Yes, rigid means no deformation, stress or strain. Rigid bodies are able to transfer forces from one place to another. Most loads and boundary conditions including contact can be applied to a rigid body in the same way as can be applied to a flexible body, but not every single thing. In older versions, you needed to substitue a Fixed Joint for a Fixed Support. Another example is with contact between two flexible bodies, you are free to flip the Target and Contact side of the contact definition, but when one side of the pair is rigid, that side must be the Target side. The mesher will automatically create surface elements on the Target faces to pickup the contact forces to apply to the rigid body and transfer to another part of the rigid body.

I don’t know if imported pressures are supported on a rigid body. If they are, then surface nodes and elements will automatically be created.

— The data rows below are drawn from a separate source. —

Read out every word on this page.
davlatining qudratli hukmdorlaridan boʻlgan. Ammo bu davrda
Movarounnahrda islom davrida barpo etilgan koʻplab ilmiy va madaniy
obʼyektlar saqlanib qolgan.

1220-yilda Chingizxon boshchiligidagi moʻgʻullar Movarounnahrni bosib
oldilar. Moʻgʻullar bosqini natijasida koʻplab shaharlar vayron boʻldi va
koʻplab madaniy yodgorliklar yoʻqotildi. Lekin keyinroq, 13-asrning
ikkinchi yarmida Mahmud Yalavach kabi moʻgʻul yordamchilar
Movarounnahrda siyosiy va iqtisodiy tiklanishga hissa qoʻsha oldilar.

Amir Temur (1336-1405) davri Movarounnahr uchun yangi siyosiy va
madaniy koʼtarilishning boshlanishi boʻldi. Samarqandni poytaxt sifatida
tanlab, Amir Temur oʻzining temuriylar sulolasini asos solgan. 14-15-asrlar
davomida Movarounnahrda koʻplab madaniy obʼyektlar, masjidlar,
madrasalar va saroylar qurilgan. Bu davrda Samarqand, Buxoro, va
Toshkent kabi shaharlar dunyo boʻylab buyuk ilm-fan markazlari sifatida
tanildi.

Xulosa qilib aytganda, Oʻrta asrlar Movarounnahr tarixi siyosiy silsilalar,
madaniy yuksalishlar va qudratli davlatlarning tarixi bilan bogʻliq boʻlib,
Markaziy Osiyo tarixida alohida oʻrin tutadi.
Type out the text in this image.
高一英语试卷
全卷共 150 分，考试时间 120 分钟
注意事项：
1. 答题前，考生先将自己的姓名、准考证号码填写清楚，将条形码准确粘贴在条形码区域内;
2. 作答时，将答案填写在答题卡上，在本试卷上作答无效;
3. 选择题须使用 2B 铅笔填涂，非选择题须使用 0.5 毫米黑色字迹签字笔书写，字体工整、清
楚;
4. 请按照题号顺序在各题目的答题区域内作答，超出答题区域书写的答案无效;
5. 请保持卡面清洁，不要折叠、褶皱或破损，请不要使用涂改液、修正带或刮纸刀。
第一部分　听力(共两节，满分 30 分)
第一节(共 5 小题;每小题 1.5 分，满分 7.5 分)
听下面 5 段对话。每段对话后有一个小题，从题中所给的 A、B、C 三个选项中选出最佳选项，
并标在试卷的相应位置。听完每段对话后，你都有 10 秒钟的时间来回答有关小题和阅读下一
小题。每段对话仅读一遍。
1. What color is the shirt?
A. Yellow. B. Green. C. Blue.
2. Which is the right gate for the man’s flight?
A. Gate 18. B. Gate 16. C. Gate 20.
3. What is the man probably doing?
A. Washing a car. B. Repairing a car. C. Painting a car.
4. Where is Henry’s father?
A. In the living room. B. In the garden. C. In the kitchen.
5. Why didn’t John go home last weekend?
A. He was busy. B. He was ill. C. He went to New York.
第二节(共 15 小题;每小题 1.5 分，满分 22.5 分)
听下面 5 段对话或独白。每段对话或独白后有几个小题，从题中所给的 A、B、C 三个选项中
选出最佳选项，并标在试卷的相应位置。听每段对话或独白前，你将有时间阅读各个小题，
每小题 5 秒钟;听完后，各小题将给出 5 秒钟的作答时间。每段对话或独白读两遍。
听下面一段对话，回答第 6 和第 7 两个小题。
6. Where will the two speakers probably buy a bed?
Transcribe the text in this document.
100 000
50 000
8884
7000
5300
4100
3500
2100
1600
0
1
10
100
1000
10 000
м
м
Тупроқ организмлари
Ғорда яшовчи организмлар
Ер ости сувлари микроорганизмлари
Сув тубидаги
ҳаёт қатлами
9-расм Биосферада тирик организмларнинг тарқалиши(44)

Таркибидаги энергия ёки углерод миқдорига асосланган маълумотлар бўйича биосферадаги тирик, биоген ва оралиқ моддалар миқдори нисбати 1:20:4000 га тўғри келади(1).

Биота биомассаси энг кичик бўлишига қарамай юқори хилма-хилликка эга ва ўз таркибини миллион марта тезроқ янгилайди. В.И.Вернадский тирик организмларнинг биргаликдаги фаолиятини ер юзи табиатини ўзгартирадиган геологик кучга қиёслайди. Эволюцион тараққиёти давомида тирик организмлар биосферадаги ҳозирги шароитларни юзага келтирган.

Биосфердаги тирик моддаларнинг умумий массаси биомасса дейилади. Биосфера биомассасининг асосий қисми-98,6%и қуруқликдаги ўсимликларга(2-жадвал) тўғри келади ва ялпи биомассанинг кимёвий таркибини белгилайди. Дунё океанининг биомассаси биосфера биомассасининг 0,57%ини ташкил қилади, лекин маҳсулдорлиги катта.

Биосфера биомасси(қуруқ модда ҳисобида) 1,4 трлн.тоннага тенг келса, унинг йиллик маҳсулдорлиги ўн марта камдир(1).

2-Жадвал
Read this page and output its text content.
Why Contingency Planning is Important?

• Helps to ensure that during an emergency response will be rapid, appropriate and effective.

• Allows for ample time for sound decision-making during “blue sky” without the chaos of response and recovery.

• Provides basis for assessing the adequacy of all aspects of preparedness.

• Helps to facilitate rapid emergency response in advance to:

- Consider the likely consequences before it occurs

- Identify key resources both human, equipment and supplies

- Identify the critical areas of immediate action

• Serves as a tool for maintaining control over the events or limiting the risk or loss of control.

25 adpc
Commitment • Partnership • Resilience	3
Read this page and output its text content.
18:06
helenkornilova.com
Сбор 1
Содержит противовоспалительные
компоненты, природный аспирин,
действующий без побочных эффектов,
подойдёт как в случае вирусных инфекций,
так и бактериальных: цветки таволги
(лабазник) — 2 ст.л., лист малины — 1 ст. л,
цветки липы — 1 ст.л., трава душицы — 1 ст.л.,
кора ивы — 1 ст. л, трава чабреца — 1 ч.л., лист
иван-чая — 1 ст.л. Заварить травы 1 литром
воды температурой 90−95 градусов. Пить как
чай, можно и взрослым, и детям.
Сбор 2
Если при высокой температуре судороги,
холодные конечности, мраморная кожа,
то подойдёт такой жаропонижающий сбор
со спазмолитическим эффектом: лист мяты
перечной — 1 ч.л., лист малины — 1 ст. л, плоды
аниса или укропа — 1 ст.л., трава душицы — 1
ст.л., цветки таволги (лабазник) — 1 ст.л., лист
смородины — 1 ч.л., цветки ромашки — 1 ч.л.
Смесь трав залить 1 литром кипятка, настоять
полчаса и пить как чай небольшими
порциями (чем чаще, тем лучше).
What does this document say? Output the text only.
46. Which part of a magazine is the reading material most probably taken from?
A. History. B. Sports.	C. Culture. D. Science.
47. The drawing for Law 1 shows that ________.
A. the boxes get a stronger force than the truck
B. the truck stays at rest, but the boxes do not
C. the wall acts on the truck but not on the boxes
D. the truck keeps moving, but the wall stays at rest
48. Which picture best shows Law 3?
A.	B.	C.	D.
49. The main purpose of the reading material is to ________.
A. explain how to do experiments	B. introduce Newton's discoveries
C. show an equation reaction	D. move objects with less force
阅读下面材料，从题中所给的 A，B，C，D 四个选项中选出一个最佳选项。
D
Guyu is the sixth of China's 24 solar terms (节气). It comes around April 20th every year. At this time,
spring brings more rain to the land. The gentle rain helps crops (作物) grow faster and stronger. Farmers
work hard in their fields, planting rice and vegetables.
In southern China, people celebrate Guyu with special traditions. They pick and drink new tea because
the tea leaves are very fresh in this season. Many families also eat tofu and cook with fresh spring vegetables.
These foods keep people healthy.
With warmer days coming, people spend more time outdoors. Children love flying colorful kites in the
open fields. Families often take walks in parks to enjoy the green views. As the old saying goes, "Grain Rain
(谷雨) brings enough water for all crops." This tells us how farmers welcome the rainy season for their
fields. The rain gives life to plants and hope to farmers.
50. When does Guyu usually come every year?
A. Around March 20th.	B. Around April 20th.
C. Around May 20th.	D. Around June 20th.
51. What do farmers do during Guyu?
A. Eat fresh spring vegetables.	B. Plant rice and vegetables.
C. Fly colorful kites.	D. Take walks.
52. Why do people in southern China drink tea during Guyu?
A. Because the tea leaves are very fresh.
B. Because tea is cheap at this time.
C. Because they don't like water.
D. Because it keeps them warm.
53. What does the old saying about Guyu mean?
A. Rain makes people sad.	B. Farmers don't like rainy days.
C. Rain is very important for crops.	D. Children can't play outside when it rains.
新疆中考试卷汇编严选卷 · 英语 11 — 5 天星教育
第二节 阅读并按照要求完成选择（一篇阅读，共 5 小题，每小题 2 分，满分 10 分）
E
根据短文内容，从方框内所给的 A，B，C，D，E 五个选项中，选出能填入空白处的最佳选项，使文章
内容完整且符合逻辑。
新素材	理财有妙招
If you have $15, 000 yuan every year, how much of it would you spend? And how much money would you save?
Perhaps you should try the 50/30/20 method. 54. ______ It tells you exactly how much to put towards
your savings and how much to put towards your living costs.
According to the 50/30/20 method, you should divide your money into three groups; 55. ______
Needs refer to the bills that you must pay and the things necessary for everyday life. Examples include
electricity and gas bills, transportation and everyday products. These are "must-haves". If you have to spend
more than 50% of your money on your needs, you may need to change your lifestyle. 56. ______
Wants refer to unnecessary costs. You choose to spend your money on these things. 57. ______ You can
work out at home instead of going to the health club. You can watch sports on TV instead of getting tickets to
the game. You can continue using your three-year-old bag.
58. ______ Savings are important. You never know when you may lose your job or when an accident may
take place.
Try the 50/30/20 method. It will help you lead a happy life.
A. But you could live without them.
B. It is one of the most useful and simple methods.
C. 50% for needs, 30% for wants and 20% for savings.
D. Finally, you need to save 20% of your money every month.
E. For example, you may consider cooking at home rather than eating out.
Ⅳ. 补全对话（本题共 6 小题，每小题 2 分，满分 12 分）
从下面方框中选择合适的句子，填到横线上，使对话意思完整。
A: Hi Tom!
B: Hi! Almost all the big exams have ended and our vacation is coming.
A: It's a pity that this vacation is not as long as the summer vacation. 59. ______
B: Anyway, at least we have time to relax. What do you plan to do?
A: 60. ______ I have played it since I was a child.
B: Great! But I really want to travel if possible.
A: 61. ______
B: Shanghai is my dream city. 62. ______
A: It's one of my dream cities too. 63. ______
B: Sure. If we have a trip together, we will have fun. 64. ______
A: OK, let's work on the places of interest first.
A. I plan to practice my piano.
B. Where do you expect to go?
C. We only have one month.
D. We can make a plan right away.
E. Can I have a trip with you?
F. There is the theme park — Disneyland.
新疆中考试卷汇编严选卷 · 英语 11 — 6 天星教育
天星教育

If they aren’t then you have to make that body flexible.

Given your purpose, you could start with the concrete parts such as the pier etc as rigid bodies and leave the steel parts as flexible bodies. If you need stress and strain in the concrete parts, you could change them back to flexible after you solve for the steel parts.

I will caution you that meshing thin walled structures such as the bridge girder with 3D solid elements has some requirements on the number of elements through the thickness. Where the plate experiences bending stress, there should be a minimum of 4 linear or 2 quadratic elements through the thickness to get accurate stress output. The default element order is quadratic, but you should set that manually and not leave it program controlled.

On the girder, it would be more efficient in terms of solution time to have shell elements instead of solid elements. That means going back to geometry and using the Midsurface feature to extract a surface to mesh with shell elements. The benefit of shell elements is that internally it can calculate stress at 5 or more points through the thickness so the accuracy of stress is high even with a fairly coarse mesh. This would also make the solution compute in much less time.

One compromise is to use the SOLSH190 element, which is specially formulated to be more accurate with bending stresses when there is only 1 layer of elements through the thickness. The difficulty of using that element is that you must ensure that the body can be meshed using a sweep mesh control because the element has a through-thickness direction which must be correctly oriented for it to work properly. A solid element has no such thing.

One more way to have the best of both worlds is in geometry, place a cutting plane one road-width away from the bearings along the axis of the span. Split the solid geometry using that plane. Convert to midsurface the girder between the pier where it is very easy to use midsurfacing. Leave as solid the complex geometry near the bearings. Use Bonded Contact to connect the edges of the midsurface to the cut face of the solids on the bearing side of the cutting plane.